С этого дня немка Ингрид Грасс стала совершенно иначе относиться к человеку, которого прежде считала едва ли не палачом, ибо поняла, что в глубине души брат Бернардино де Сигуэнса ощущает себя таким же узником, как и она сама.
Отталкивающий, почти звериный облик монаха в сочетании с чудовищной грязью и ужасом, который внушала мрачная темница, инстинктивно побуждал Ингрид отвергнуть любую помощь с его стороны, посчитав ее лишь инструментов кошмарной Инквизиции. Но страх одиночества вместе со странной манерой поведения францисканца привели ее к мысли о том, что в этом вонючем мешке с костями скрывается ее единственная надежда на спасение.
Вот уже больше месяца она не видела ни одного дружеского лица, не слышала ни единого слова ободрения и не получала ни весточки из-за стен тюрьмы. Если бы она так хорошо не знала Сьенфуэгоса и не была уверена в его любви, то подумала бы, что он отвернулся от нее в беде, как, по-видимому, отвернулись все старые друзья.
– Есть какие-нибудь новости от моих родных? – спросила она однажды, когда брат Бернардино пребывал в особенно добром расположении духа. – Я чувствую себя словно похороненной заживо.
– Вы имеете в виду капитана де Луну? – ответил тот. – Да вроде ничего нового.

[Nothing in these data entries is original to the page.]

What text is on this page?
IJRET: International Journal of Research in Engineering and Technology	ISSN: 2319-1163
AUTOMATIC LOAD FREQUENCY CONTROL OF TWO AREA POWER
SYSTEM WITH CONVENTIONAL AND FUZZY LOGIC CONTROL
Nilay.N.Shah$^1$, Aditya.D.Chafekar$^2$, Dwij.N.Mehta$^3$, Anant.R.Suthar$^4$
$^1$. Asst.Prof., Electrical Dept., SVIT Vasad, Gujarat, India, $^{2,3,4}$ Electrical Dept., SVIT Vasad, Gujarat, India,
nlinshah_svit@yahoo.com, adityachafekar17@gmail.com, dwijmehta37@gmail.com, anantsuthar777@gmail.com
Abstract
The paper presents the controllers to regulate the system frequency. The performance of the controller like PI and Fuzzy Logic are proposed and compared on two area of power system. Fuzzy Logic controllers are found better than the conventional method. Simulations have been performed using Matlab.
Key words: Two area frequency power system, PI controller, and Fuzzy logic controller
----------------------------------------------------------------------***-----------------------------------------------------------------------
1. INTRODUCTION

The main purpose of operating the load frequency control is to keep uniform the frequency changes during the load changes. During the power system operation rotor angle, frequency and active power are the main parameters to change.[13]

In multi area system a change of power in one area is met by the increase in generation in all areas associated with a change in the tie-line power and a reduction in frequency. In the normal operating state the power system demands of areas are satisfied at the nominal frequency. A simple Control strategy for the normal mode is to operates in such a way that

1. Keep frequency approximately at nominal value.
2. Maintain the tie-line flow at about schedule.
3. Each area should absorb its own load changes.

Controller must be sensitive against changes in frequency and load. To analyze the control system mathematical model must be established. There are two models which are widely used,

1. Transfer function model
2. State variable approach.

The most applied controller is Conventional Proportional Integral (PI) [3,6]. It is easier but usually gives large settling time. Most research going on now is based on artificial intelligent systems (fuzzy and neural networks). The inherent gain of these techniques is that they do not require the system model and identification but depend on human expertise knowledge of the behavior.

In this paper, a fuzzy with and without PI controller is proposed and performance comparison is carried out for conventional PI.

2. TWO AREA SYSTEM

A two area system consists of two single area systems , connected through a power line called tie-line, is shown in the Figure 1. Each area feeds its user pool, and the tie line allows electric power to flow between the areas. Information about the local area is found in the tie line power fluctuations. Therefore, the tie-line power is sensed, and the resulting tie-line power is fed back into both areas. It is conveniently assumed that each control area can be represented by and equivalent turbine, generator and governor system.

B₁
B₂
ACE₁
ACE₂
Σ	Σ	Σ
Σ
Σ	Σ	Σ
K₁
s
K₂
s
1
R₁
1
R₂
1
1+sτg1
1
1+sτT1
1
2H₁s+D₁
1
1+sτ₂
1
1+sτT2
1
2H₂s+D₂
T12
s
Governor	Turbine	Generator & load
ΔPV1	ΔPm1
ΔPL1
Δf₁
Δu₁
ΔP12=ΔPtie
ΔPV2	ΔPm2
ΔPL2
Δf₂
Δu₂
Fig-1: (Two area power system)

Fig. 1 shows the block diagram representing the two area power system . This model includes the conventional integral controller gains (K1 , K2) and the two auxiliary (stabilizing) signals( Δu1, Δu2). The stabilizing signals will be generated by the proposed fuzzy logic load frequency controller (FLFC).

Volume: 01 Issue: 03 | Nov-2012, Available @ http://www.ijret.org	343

– Вы знаете, что я говорю не о нём.
– А разве у вас есть другие родные? – хитро поинтересовался коротышка, многозначительно покосившись в сторону писца, строчившего протокол. – Насколько я знаю, у вас здесь нет ни родителей, ни детей, ни сестер, ни братьев, ни каких-либо других родственников, коих беспокоила бы ваша свобода или ваше имущество, которое по решению суда будет конфисковано – если, конечно, делу будет дан ход, – он вновь ненадолго замолчал, после чего столь же многозначительно добавил: – Что же касается остальных, то это вовсе не родные, а просто друзья, и я не могу вам передавать о них новости, поскольку не считаю себя вправе втягивать их в это дело.
– Понятно, – донья Мариана Монтенегро печально улыбнулась, погруженная в черную бездну отчаяния. – Я осталась в одиночестве.
– Тот, у кого Господь в душе, никогда не будет одинок.
– Как я могу надеяться, что Бог захочет меня утешить, если те, кто представляет его на земле, пытаются сделать его моим врагом?
– Повторяю вам еще раз: следите за словами, – строго предупредил монах. – У церкви есть право судить вас, но у вас нет права критиковать служителей церкви. Что же касается ваших «друзей», то, насколько мне известно, все они покинули остров на борту «Чуда» в день вашего ареста, и с тех пор не сделали ничего, чтобы помочь вам.
– Страх меняет людей.
– И кого же они так испугались? – поразился брат Бернардино. – Меня? Посмотрите на меня хорошенько! Я – не более, чем скромный слуга Господа, который лишь наблюдает и слушает, но можете не сомневаться, что если дьявол попытается заморочить мне голову, я сумею противостоять его козням.
– Вы полагаете, что если бы я действительно была прислужницей дьявола, он позволил бы запереть меня здесь? Уж если я сумела зажечь воды озера, то уж разрушить стены этой темницы мне тем более ничего бы не стоило.
– Дьявол может сделать лишь то, что ему позволит Господь.
– Если Господь позволяет ему овладевать людскими душами, то почему Бог не позволит дьяволу отпереть эту дверь?
– Мне неизвестны его планы.
– Вам неизвестно слишком многое из того, что происходит вокруг, святой отец... Слишком многое!
Увы, она была права, и брат Бернардино де Сигуэнса не мог с этим не согласиться. Он впал в настоящее отчаяние, потому что с каждым днем все больше отдалялся от истины. Именно это чувство бессилия заставило его однажды набраться мужества и вызвать для допроса виконта де Тегисе, наотрез отказавшегося давать показания.
Однако настырный монах не желал отступать, и дело кончилось тем, что его самого однажды вызвали в Алькасар, пред грозные очи самого губернатора Бобадильи, и потребовали ответа, как он смеет беспокоить столь важных персон.
– Как вы смеете?.. – только и произнес аскетичный и честный по натуре губернатор, который с каждым днем становился все более угрюмым и желчным, понимая, что его тирании скоро придет конец. – Как вам в голову могло прийти допрашивать высокородного виконта де Тегисе?
– Для меня даже последний крестьянин всегда будет слишком высокородной особой, – последовал смиренный ответ. – Но перед лицом закона все равны, и капитан не должен иметь каких-либо преимуществ перед другими.
– Вы забываете, что это я назначил вас вести это дело, так что вы действуете от моего имени.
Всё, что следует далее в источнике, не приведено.